The recent Senate acquittal of former president Donald Trump renewed attention on QAnon followers, with reports that some followers are taking the trial result as evidence of the correctness of their beliefs, galvanizing their faith in "the plan." Prior to the acquittal vote, other QAnon followers had soured on the group, particularly after the failed prophecy on January 6 that Trump would remain president.
Families are also experiencing hard feelings and tensions associated with QAnon, as people struggle to relate with family members who are strong believers.
Whether a follower decides to leave or stay, outsiders and loved ones would do well to resist ridiculing. Deprogramming cultish beliefs is difficult under the best of circumstances. Shaming and making fun of adherents may make you feel good, but it won't help you achieve the more important goal of getting back your loved ones. Social science helps us understand why.
I wrote earlier about the ways devotees to a cause can respond in the wake of a failed prediction. While there are acute differences between the Seekers cult and QAnon followers, particularly when it comes to their post-disconfirmation behavior thus far, we'd be naive to not learn from the allegiances of past failed prophecies.
The Seekers example dates back to 1954 when a Doomsday group believed the world would end in a catastrophic flood with only the believers in the group being spared. Social psychologist Leon Festinger chronicled the group's actions in the months leading up to and after the prophesied day of destruction.
What was remarkable about the Seekers (and which confirmed Festinger's famous theory of cognitive dissonance) was that when faced with knowledge of the failed prediction—there was no flood—believers not only doubled down on their belief, but immediately began to proselytize. They became desperate to win new converts.
This may resemble what we're seeing with QAnon followers post-acquittal, but by comparison, it's hard to say what they're currently thinking. Perhaps some are laying low and biding their time. Perhaps others have abandoned the group (as did some of the Seekers). Some may be experiencing a restored sense of hope given the most recent failed impeachment of Trump, but we haven't yet seen evidence of increased proselytizing by QAnon adherents.

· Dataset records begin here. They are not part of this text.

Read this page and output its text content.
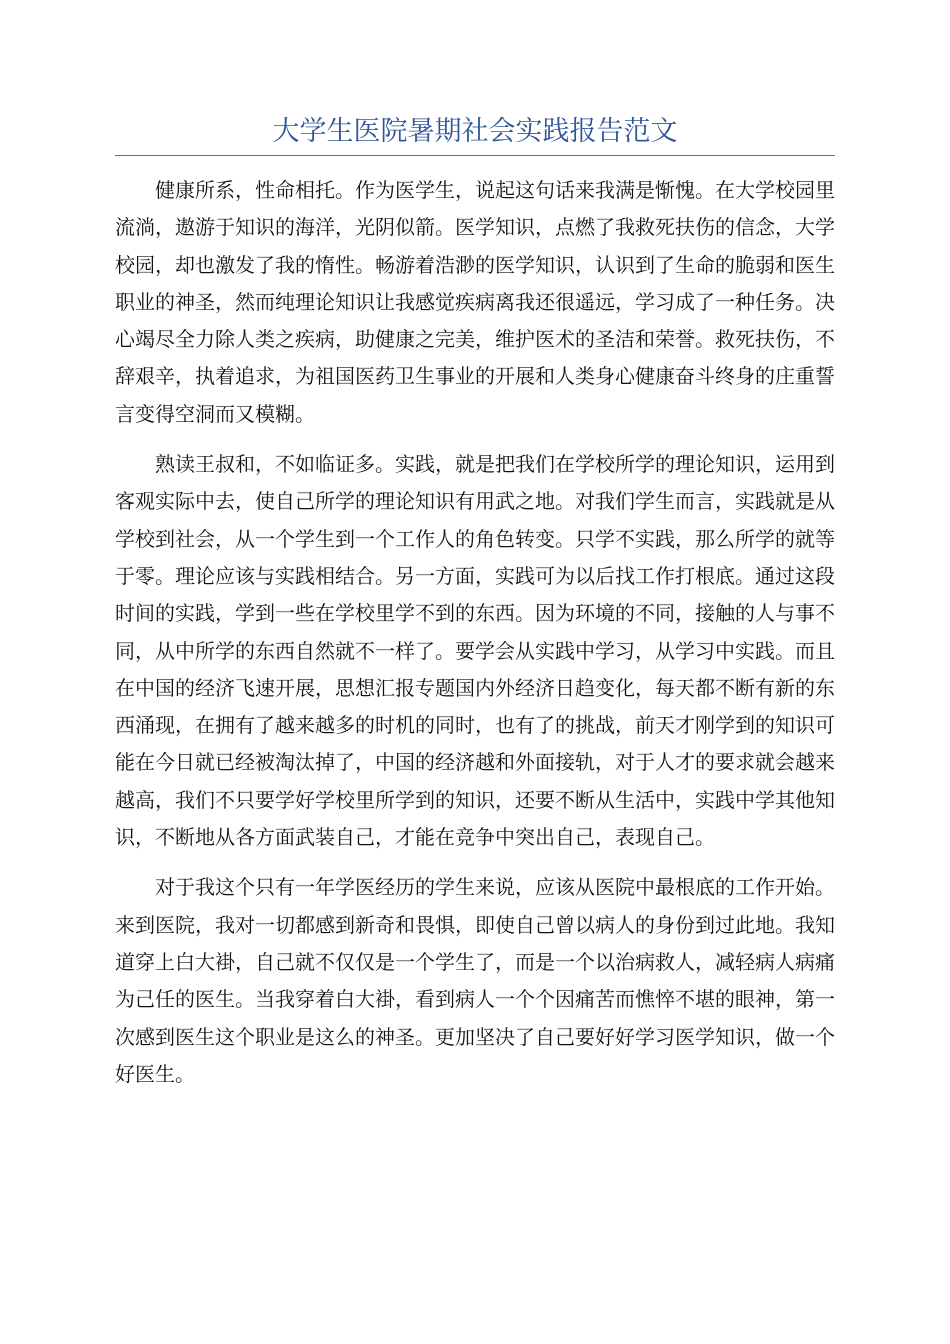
大学生医院暑期社会实践报告范文

健康所系，性命相托。作为医学生，说起这句话来我满是惭愧。在大学校园里流淌，遨游于知识的海洋，光阴似箭。医学知识，点燃了我救死扶伤的信念，大学校园，却也激发了我的惰性。畅游着浩渺的医学知识，认识到了生命的脆弱和医生职业的神圣，然而纯理论知识让我感觉疾病离我还很遥远，学习成了一种任务。决心竭尽全力除人类之疾病，助健康之完美，维护医术的圣洁和荣誉。救死扶伤，不辞艰辛，执着追求，为祖国医药卫生事业的开展和人类身心健康奋斗终身的庄重誓言变得空洞而又模糊。

熟读王叔和，不如临证多。实践，就是把我们在学校所学的理论知识，运用到客观实际中去，使自己所学的理论知识有用武之地。对我们学生而言，实践就是从学校到社会，从一个学生到一个工作人的角色转变。只学不实践，那么所学的就等于零。理论应该与实践相结合。另一方面，实践可为以后找工作打根底。通过这段时间的实践，学到一些在学校里学不到的东西。因为环境的不同，接触的人与事不同，从中所学的东西自然就不一样了。要学会从实践中学习，从学习中实践。而且在中国的经济飞速开展，思想汇报专题国内外经济日趋变化，每天都不断有新的东西涌现，在拥有了越来越多的时机的同时，也有了的挑战，前天才刚学到的知识可能在今日就已经被淘汰掉了，中国的经济越和外面接轨，对于人才的要求就会越来越高，我们不只要学好学校里所学到的知识，还要不断从生活中，实践中学其他知识，不断地从各方面武装自己，才能在竞争中突出自己，表现自己。

对于我这个只有一年学医经历的学生来说，应该从医院中最根底的工作开始。来到医院，我对一切都感到新奇和畏惧，即使自己曾以病人的身份到过此地。我知道穿上白大褂，自己就不仅仅是一个学生了，而是一个以治病救人，减轻病人病痛为己任的医生。当我穿着白大褂，看到病人一个个因痛苦而憔悴不堪的眼神，第一次感到医生这个职业是这么的神圣。更加坚决了自己要好好学习医学知识，做一个好医生。
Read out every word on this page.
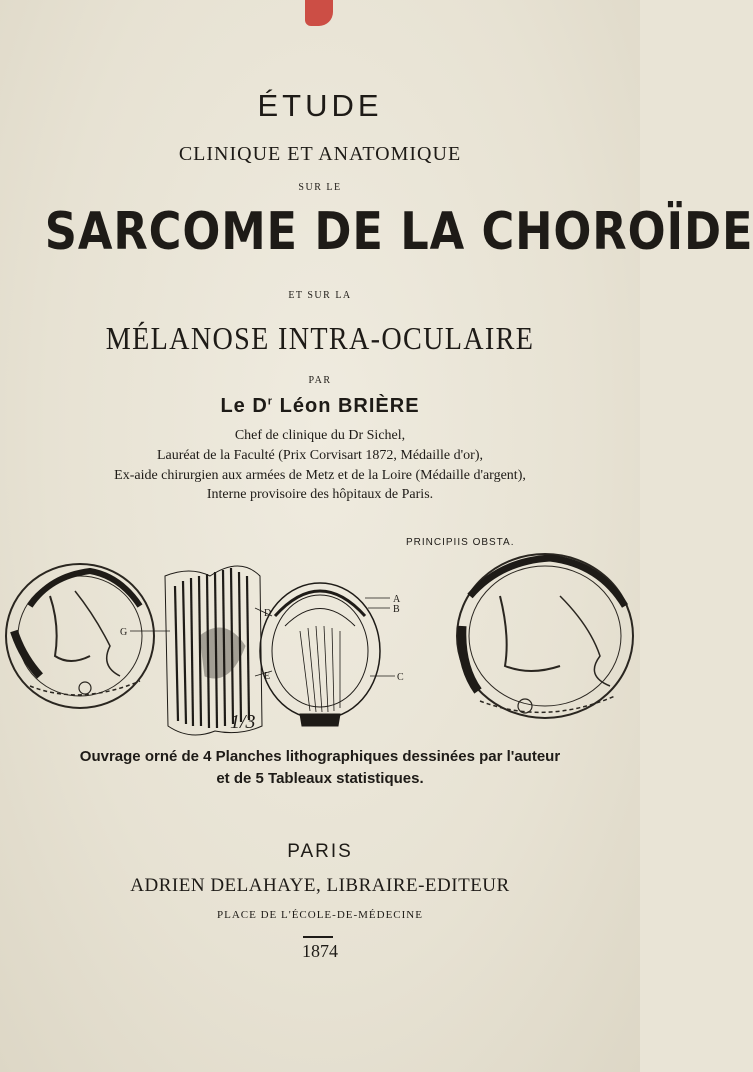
ÉTUDE
CLINIQUE ET ANATOMIQUE
SUR LE
SARCOME DE LA CHOROÏDE
ET SUR LA
MÉLANOSE INTRA-OCULAIRE
PAR
Le $D^r$ Léon BRIÈRE
Chef de clinique du Dr Sichel,
Lauréat de la Faculté (Prix Corvisart 1872, Médaille d'or),
Ex-aide chirurgien aux armées de Metz et de la Loire (Médaille d'argent),
Interne provisoire des hôpitaux de Paris.
PRINCIPIIS OBSTA.
A
B
C
D
E
G
1/3
Ouvrage orné de 4 Planches lithographiques dessinées par l'auteur
et de 5 Tableaux statistiques.
PARIS
ADRIEN DELAHAYE, LIBRAIRE-EDITEUR
PLACE DE L'ÉCOLE-DE-MÉDECINE
1874
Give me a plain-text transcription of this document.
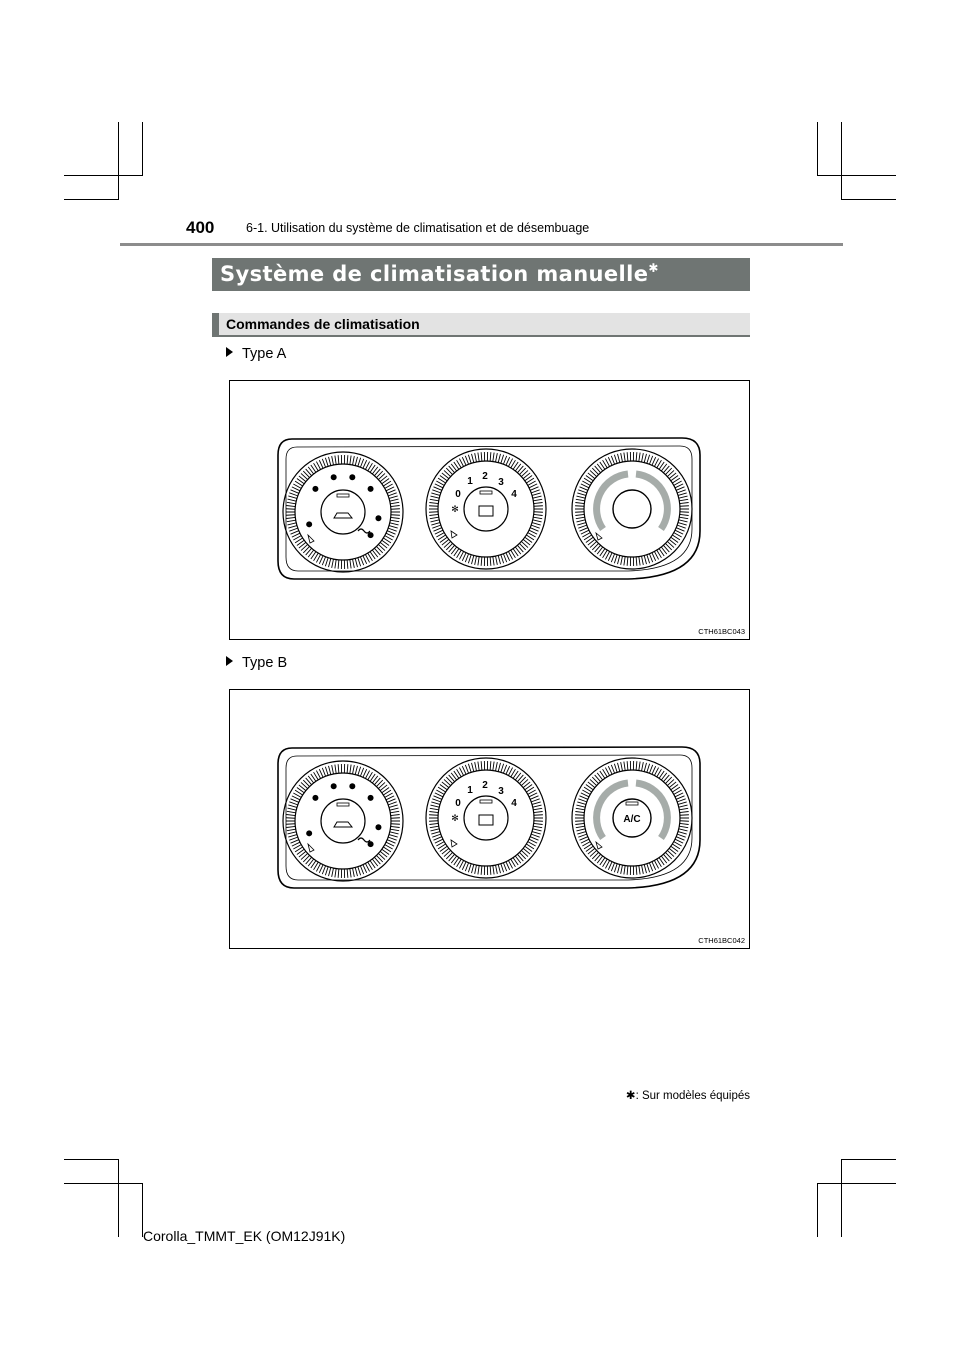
400	6-1. Utilisation du système de climatisation et de désembuage
Système de climatisation manuelle✱
Commandes de climatisation
Type A
0
1 2
3
4
✻
CTH61BC043
Type B
0
1 2
3
4
✻	A/C
CTH61BC042
✱: Sur modèles équipés
Corolla_TMMT_EK (OM12J91K)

Both groups experienced a failed prediction on a massive scale, a prediction in which both groups' followers believed strongly and to which they demonstrated fierce commitment. Seekers did so by giving up their jobs and handing over their possessions and savings, while QAnon followers risked exposure and prosecution on January 6 by rioting in the nation's capital. But what determines whether QAnon followers will increase their proselytizing?
Inspired by Festinger's test of his theory of cognitive dissonance, scientists Jane Hardyck and Marcia Braden published a report of a doomsday group they observed in 1962 called the Church of the True Word. The group also faced a disconfirmed prophecy that the world would soon end in nuclear war. In commitment to their belief, the group had built underground fallout shelters and stocked them with canned and dehydrated food, large jugs of water, and power generators. On word that the group's prophet had received a divine message, having already been inspired by certain passages of the book of Revelation, 135 followers headed into their shelters.
Of those who went in, 103 remained for a full 42 days and nights. The faithful received word to come out. Those who'd stayed inside claimed that their stay had strengthened their faith and increased their belief in the work of the group. While the Seekers reframed their own failed prediction as God having spared the world, the True Word group reacted in the same vein by claiming God was testing their faith. In other words, some members of both groups clung to their beliefs.
However, whereas the Seekers desperately began to search for new converts, the True Word group did not. What made the difference? The observations of scientists Hardyck and Braden suggested one possibility: news coverage of the Seekers was largely disdainful and ridiculing. By contrast, the True Word followers received very little ridicule from news outlets or local townspeople. In fact, the town mayor was quoted as explicitly calling for no one to ridicule the group for their beliefs.
It was ridicule that backed the Seekers into a corner from which relief could come only by attempting to find other people who believed the same. Because the True Word followers weren't ridiculed, they were not pushed to the point where they felt no recourse but to proselytize. Herein lies the lesson for us.
Your loved one's next move may depend on the amount of ridicule they experience. It may be tempting to scoff at the group, but in the end it may be counterproductive. If we really want to shrink QAnon, or at least curb its outreach efforts and heal our families, we have to recall the differences in treatment given to followers of the failed prophecies of the past. That's not to say people who broke the law or engaged in other antisocial behavior shouldn't be held accountable, but history does have a way of repeating itself.
Jayson Dibble is an associate professor of communication at Hope College in Holland, Michigan.